Bölüm 37

1.2K 74 4
                                    

Merhabalar

Umarım beğenirsiniz. Vote ve yorumlarınız için şimdiden teşekkürler

keyifli okumalar

sevgiler:)

Koray odasında oturmuş yemek saatini beklerken bir yandan da Dilay'ın evine bakıyordu. İnatçı, asi sevgilisi hala kızgındı anlaşılan çünkü kafasını bir kez bile olsa dışarı çıkarmamıştı. Camın önünden ayrılıp yatağına geçti. Bir süre dinlenmeyi denedi. Uyursa akşam daha çabuk olabilirdi ama bunuda başaramayacağını anlayınca yatağında doğruldu. Elindeki telefonu evirip çeviriyor ve her seferinde arama tuşuna giden parmaklarını durdurmayı son anda başarıyordu. Dilay eve gideli bir saat olmuştu ancak.

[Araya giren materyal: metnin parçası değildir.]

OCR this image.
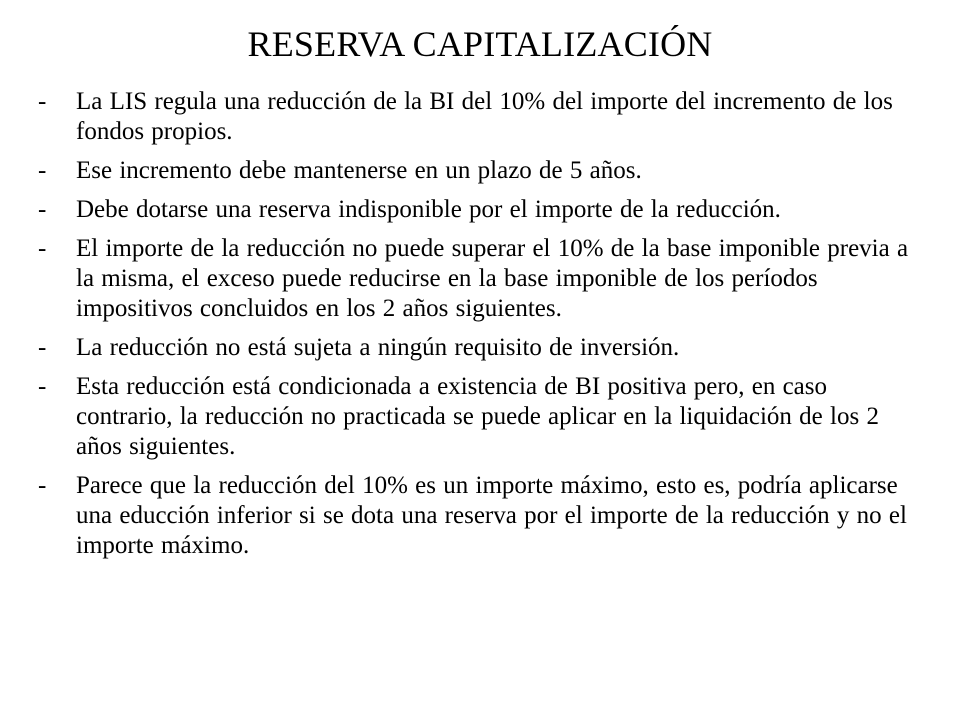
RESERVA CAPITALIZACIÓN
-	La LIS regula una reducción de la BI del 10% del importe del incremento de los fondos propios.
-	Ese incremento debe mantenerse en un plazo de 5 años.
-	Debe dotarse una reserva indisponible por el importe de la reducción.
-	El importe de la reducción no puede superar el 10% de la base imponible previa a la misma, el exceso puede reducirse en la base imponible de los períodos impositivos concluidos en los 2 años siguientes.
-	La reducción no está sujeta a ningún requisito de inversión.
-	Esta reducción está condicionada a existencia de BI positiva pero, en caso contrario, la reducción no practicada se puede aplicar en la liquidación de los 2 años siguientes.
-	Parece que la reducción del 10% es un importe máximo, esto es, podría aplicarse una educción inferior si se dota una reserva por el importe de la reducción y no el importe máximo.
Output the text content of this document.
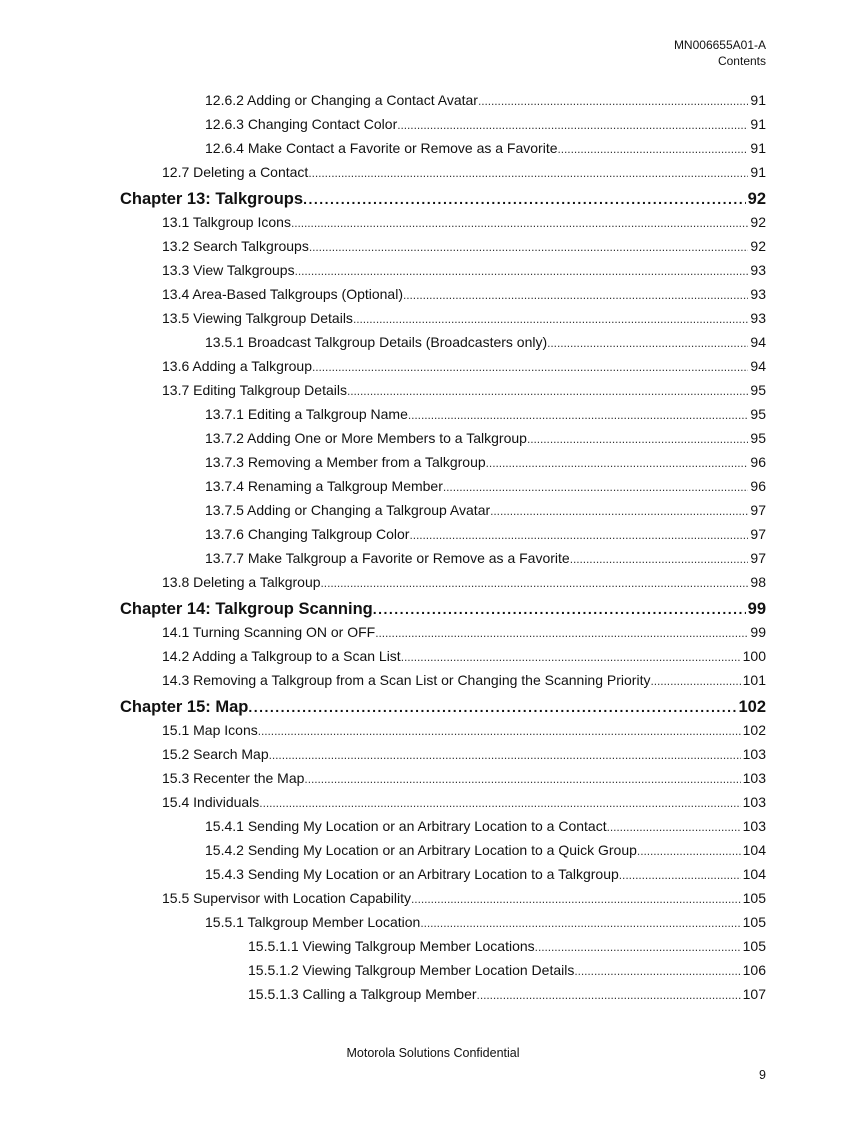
MN006655A01-A
Contents
12.6.2 Adding or Changing a Contact Avatar . . .	91
12.6.3 Changing Contact Color . . .	91
12.6.4 Make Contact a Favorite or Remove as a Favorite . . .	91
12.7 Deleting a Contact . . .	91
Chapter 13: Talkgroups . . .	92
13.1 Talkgroup Icons . . .	92
13.2 Search Talkgroups . . .	92
13.3 View Talkgroups . . .	93
13.4 Area-Based Talkgroups (Optional) . . .	93
13.5 Viewing Talkgroup Details . . .	93
13.5.1 Broadcast Talkgroup Details (Broadcasters only) . . .	94
13.6 Adding a Talkgroup . . .	94
13.7 Editing Talkgroup Details . . .	95
13.7.1 Editing a Talkgroup Name . . .	95
13.7.2 Adding One or More Members to a Talkgroup . . .	95
13.7.3 Removing a Member from a Talkgroup . . .	96
13.7.4 Renaming a Talkgroup Member . . .	96
13.7.5 Adding or Changing a Talkgroup Avatar . . .	97
13.7.6 Changing Talkgroup Color . . .	97
13.7.7 Make Talkgroup a Favorite or Remove as a Favorite . . .	97
13.8 Deleting a Talkgroup . . .	98
Chapter 14: Talkgroup Scanning . . .	99
14.1 Turning Scanning ON or OFF . . .	99
14.2 Adding a Talkgroup to a Scan List . . .	100
14.3 Removing a Talkgroup from a Scan List or Changing the Scanning Priority . . .	101
Chapter 15: Map . . .	102
15.1 Map Icons . . .	102
15.2 Search Map . . .	103
15.3 Recenter the Map . . .	103
15.4 Individuals . . .	103
15.4.1 Sending My Location or an Arbitrary Location to a Contact . . .	103
15.4.2 Sending My Location or an Arbitrary Location to a Quick Group . . .	104
15.4.3 Sending My Location or an Arbitrary Location to a Talkgroup . . .	104
15.5 Supervisor with Location Capability . . .	105
15.5.1 Talkgroup Member Location . . .	105
15.5.1.1 Viewing Talkgroup Member Locations . . .	105
15.5.1.2 Viewing Talkgroup Member Location Details . . .	106
15.5.1.3 Calling a Talkgroup Member . . .	107
Motorola Solutions Confidential
9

Sesini duymayı özlemişti Koray... güzel yüzünü, okyanus mavisi gözlerini...

'Ah Dilay bir söz verdim aramayacağım ama hiç suçum yokken bana çektirdiklerini bir gün ödeyeceksin sevgilim hiç şüphen olmasın' Diye iç geçirdi uzandığı yerde.

Dilay, Koray'ın telefonundan sonra değişen kalp ritmini kolay kolay düzeltemeyeceğini biliyordu ancak bu durumdan şikâyetçi olduğu da söylenemezdi. Kaç kez aşağı inip kapıdan geri döndüğünü hatırlamıyordu bile. Koray'a koşmak için ona ihanet eden ayaklarına nasıl hükmettiğini hatırlamadığı gibi.

'sonumu hiç iyi görmüyorum. Ne ara kaptırdım böyle kendimi. Ne yapıyorsun bana Koray? Hangi ara sana bu kadar çok âşık oldum ben?'

Yeniden yukarı çıkıp köşke baktı tekrar perdenin arkasından. Belki de bir süre daha yüzüne karşı söyleyemeyeceği kelimeleri sanki Koray karşısındaymış gibi fısıldadı boşluğa.

'seni seviyorum Koray... ruh haline göre değişip mavinin bütün tonlarını alan gözlerini, yakıcı bakışlarını, sert görünüşünün altındaki şefkatini, kokunu, çapkın gülüşünü...'

Bir süre daha dikildi öylece. Gözü saate takıldığında zamanın ilerlemekte olduğunu fark edip hazırlanmak için dolaba doğru hareketlendi. İlk geldiği günlerde yatak odasında saati yoktu ama birkaç kez geç kalınca buraya da bir tane gelmişti. Aklına gelenle gülümsemesi tüm yüzüne yayıldı.

Dolabı açıp yemek için mavi bir bluz altına beyaz bir pantolon seçti. Daha sonra banyoya geçip duşunu aldı. Çıktığında saçlarını kurutup kıyafetinin tonlarında gözlerinin mavisini daha da ortaya çıkaran hafif bir makyaj yaptı. İşte hazırdı. Aynada şöylece bir kendine bakıp gördüğünden hoşnut bir şekilde Koray'ın da beğenmesi ümidiyle köşke geçmek için çıktı evden.

Koray bir süre daha odasında kaldıktan sonra aşağı inip akşam yemeğinin küçük salona hazırlanmasını istedi sonrada evin altındaki mahzene inip yemek için nadide şaraplarından birini seçti... 'Rengi kesinlikle kırmızı olmalı' diye düşündü, hem mevsime, hem yemeğe hem de sevgilisiyle yiyeceği özel anlara uygun renk kırmızıydı. Şarabı buza koymaları için Ayşe hanıma verip tekrar yukarı çıktı. Baş başa yiyecekleri samimi bir yemek olsun istiyordu. Tıraşını olup üzerine beyaz bir gömlek ve pantolon giydi. Simsiyah saçları masmavi gözleri ve tepeden tırnağa beyaz giysileri ile gerçekten çok çekici olmuştu. Dilay'ın gelmesine yakın aşağı inip gelmesini beklemeye başladı gözleri kapıda.

Dilay kapıdan girdiğinde Koray'ın gözlerine kilitlenmişti gözleri. Koray beğeni dolu bakışlarını Dilay'ın üzerinden hiç çekmeden gidip karşısında durdu. Aslında ilk hareketi Dilay'dan bekleyecekti ama Dilay bütün güzelliği ile karşısında dururken aldığı kararların ne önemi vardı ki. Yinede tuttu kendini Koray yanağına bir öpücük kondurup içeri doğru yönlendirdi Dilay'ı.